The stage set-ups tell the story of this micro-festival curated by Mogwai, the centrepiece of their All Tomorrow’s Parties season at the Roundhouse. A menacing line of speaker stacks pushes Lightning Bolt right to the edge; the duo have just a slim envelope of space in which to slot themselves, a neat visual metaphor for the deliberate constrictions they place on themselves musically. Brian Chippendale plays drums and occasionally screeches into a microphone attached to a clown mask; Brian Gibson plays bass. What emerges is a pulverising avalanche of noise. Gibson feeds his bass through a palette of pedals that transform his blues chords and rippling arpeggios into screams of catastrophe, while Chippendale pounds the drums as though trying to demolish skyscrapers: a combined roar that shifts in tone and pace with a subtlety that is surprisingly organic.
Tortoise, by contrast, clutter the whole stage with instruments, but bring a pleasing order through symmetry: a glockenspiel on one side mirrored by a vibraphone on the other; two drum kits facing off, centre-front. Syncopating influences from jazz and funk to grime, doubled-up drum lines sometimes support each other, sometimes compete. The complications of these rhythms might make Tortoise sound cerebral, but they’re not immune to sounds that bring levity: a cheesy disco synth riff or the strut of spaghetti westerns. In Glass Museum, that lightness becomes light, John Herndon making the vibraphone gleam while Jeff Parker’s aqueous guitar shimmers radiantly.
All this is stripped away for GZA: a platform for the DJ is the only furniture obstructing the rapper, and even that sometimes is too much for him. Frequently he instructs the music to stop so he can “stress this rhyme”, enunciating verses from All in Together Now and Animal Planet with absolute deliberation so that every linguistic nuance and pop-culture reference can be caught.

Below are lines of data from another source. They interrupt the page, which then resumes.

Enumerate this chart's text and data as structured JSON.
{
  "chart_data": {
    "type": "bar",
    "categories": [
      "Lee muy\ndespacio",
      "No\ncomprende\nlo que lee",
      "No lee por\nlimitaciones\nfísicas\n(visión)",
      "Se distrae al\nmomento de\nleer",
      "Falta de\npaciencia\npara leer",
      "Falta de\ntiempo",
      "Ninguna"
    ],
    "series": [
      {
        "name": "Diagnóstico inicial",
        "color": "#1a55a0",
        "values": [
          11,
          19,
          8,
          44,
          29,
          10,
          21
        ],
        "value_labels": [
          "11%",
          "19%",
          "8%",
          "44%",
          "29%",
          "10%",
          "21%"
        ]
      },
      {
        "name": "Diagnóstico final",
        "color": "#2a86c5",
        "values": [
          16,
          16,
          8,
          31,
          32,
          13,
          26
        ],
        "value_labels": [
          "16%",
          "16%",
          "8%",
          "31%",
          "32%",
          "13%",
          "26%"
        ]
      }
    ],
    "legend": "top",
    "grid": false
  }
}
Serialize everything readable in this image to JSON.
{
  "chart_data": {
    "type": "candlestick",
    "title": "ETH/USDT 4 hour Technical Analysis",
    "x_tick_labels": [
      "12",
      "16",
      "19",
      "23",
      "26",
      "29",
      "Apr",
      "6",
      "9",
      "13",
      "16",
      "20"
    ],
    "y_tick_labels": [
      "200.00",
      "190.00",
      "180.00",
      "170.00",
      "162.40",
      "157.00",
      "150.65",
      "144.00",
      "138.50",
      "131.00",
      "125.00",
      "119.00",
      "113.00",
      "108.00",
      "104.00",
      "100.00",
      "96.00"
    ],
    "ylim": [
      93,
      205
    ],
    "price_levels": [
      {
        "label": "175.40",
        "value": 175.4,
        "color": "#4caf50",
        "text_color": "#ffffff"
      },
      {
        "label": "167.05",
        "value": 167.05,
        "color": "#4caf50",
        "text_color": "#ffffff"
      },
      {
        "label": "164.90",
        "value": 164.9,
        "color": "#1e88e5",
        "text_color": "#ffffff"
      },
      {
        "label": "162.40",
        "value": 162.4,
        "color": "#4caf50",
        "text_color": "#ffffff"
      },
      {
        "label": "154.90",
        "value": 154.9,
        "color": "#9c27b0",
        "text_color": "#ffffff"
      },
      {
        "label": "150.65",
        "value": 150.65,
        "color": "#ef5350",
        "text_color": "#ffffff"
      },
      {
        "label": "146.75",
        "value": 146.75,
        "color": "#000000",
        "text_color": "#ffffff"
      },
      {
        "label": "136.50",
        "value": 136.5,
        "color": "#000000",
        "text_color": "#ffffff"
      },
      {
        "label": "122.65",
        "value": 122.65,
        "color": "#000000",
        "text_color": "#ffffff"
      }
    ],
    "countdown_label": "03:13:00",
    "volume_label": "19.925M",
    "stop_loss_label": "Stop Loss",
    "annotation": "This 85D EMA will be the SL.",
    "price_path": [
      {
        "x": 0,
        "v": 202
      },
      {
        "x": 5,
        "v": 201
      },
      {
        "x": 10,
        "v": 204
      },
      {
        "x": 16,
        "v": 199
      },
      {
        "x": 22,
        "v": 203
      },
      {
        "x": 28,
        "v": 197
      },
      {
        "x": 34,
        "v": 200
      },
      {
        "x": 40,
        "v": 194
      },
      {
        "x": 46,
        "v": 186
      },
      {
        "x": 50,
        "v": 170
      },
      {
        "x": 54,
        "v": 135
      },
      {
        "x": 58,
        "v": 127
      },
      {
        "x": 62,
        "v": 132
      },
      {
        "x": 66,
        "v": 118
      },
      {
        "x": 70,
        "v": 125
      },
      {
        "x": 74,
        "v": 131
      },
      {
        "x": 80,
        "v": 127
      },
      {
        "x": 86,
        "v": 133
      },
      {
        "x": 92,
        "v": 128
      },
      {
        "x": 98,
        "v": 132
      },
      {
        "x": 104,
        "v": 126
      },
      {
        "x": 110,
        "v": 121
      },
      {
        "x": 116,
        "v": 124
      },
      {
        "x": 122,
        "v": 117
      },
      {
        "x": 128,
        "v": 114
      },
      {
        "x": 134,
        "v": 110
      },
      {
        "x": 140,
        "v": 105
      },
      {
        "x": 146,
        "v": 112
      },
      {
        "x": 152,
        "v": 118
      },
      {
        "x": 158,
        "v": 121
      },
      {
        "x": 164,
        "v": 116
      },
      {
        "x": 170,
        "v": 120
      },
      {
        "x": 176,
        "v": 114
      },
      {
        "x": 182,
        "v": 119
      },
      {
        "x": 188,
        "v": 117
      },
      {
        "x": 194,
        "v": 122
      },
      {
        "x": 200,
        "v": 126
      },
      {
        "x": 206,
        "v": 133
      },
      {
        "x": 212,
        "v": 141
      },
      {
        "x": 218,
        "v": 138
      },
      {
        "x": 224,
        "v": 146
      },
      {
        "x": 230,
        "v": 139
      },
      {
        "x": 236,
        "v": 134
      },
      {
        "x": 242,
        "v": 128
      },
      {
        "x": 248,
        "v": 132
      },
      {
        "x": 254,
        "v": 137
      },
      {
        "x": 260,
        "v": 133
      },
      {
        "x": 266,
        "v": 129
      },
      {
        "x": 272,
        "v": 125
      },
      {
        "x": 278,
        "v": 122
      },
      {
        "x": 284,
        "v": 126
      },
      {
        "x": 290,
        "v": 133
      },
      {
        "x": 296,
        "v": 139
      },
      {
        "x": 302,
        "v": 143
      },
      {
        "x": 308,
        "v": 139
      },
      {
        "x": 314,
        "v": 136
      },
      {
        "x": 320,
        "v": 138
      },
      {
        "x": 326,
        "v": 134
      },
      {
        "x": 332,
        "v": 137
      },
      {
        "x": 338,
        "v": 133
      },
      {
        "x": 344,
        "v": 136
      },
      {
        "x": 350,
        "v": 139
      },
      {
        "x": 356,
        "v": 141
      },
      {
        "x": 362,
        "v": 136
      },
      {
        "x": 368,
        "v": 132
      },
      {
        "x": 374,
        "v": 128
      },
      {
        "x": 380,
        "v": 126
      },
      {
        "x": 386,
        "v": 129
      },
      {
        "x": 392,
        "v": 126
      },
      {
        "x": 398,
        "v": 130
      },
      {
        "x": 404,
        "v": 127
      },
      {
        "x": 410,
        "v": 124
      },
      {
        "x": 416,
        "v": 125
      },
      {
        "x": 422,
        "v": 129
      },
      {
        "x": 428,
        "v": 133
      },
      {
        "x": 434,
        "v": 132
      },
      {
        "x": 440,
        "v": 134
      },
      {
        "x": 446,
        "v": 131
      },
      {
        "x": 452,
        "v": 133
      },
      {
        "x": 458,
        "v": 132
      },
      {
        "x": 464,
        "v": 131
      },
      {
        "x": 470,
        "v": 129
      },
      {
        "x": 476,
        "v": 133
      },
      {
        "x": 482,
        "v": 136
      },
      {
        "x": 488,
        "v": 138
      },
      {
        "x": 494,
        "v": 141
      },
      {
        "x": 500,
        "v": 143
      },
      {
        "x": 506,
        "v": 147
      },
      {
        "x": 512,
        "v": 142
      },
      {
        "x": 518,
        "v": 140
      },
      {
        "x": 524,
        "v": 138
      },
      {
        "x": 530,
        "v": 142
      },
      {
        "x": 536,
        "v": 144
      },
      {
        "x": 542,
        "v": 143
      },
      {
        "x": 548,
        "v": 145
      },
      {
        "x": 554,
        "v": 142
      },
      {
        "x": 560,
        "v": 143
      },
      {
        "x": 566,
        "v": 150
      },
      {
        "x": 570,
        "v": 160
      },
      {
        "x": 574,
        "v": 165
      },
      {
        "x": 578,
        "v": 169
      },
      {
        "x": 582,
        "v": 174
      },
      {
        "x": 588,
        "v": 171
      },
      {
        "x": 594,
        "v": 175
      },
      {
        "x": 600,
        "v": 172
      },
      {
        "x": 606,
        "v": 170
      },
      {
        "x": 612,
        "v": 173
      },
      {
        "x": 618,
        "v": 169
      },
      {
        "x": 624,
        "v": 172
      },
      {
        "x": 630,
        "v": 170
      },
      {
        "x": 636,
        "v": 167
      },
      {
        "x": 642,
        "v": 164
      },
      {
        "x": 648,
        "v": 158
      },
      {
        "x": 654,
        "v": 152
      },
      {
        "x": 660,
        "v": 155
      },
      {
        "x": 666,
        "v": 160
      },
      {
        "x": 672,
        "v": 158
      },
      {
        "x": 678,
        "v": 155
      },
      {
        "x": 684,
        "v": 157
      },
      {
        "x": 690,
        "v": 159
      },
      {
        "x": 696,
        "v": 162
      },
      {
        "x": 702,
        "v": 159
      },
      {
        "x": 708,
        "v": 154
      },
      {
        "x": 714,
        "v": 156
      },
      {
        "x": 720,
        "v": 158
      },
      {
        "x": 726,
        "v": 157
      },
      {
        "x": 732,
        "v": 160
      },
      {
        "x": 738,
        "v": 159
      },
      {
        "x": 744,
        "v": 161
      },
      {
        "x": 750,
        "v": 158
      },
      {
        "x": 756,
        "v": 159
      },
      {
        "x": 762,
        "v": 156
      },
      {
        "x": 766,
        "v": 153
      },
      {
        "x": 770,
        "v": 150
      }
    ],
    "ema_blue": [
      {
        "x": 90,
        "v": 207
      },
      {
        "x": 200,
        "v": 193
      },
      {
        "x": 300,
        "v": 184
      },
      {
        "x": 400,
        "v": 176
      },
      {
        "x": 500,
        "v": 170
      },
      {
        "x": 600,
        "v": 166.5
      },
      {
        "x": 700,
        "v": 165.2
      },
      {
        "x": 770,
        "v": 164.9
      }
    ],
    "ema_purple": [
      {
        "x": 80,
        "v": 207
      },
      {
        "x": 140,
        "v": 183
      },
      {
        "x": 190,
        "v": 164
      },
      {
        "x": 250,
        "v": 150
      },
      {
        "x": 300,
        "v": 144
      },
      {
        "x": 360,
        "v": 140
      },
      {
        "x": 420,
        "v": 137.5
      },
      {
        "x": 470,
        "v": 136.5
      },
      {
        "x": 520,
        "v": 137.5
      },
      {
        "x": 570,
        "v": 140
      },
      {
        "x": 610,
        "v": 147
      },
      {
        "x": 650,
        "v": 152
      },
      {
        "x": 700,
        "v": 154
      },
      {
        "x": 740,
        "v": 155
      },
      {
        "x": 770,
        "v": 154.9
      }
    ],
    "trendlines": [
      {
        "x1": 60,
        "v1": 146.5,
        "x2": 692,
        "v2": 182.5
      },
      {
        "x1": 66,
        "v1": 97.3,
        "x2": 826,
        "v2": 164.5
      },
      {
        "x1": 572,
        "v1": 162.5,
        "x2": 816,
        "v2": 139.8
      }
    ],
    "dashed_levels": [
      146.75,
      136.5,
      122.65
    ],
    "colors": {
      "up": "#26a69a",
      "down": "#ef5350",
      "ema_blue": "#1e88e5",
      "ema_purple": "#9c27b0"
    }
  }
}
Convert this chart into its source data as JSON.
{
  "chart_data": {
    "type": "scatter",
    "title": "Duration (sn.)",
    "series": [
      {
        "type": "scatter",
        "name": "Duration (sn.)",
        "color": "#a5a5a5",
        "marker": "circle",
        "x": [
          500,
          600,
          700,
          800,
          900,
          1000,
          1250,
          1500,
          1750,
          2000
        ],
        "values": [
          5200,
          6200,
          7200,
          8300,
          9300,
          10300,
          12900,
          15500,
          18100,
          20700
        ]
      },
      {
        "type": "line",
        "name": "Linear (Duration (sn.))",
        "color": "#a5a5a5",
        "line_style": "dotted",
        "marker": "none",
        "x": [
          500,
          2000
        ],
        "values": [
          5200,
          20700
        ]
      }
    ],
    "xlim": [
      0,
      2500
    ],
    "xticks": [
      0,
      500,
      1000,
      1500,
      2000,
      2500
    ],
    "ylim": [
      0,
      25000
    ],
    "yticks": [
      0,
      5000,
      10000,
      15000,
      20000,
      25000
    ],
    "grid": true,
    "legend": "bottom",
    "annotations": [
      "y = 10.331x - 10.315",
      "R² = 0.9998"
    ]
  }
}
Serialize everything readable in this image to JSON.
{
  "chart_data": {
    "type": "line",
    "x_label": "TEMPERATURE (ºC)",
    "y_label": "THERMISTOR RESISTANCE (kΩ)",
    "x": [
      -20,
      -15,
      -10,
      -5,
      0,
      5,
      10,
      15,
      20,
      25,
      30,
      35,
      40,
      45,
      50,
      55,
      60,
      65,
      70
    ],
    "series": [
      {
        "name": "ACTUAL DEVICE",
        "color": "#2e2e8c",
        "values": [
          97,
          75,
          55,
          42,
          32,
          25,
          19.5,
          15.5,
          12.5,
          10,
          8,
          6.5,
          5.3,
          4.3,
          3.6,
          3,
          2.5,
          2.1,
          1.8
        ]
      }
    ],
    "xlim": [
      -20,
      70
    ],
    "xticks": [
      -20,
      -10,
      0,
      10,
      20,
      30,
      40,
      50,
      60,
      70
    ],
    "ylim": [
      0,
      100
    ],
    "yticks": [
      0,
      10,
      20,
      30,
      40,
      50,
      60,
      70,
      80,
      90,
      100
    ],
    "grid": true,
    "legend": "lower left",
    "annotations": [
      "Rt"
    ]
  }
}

That intricacy and attack, combined with the percussive quality of his voice, put GZA in a sound world related to Lightning Bolt and Tortoise, but many of Mogwai’s fans aren’t as open-minded as the band themselves, drifting to the exit rather than paying attention. Admittedly, the flurries of improvisation and repeated call-and-response of Wu and Tang are not so inspired. But when GZA ends with Big Bang Rap, a run-through of our expanding universe since the dawn of time transformed into a metaphor for contemporary hip-hop, you wonder if there’s anyone to match him.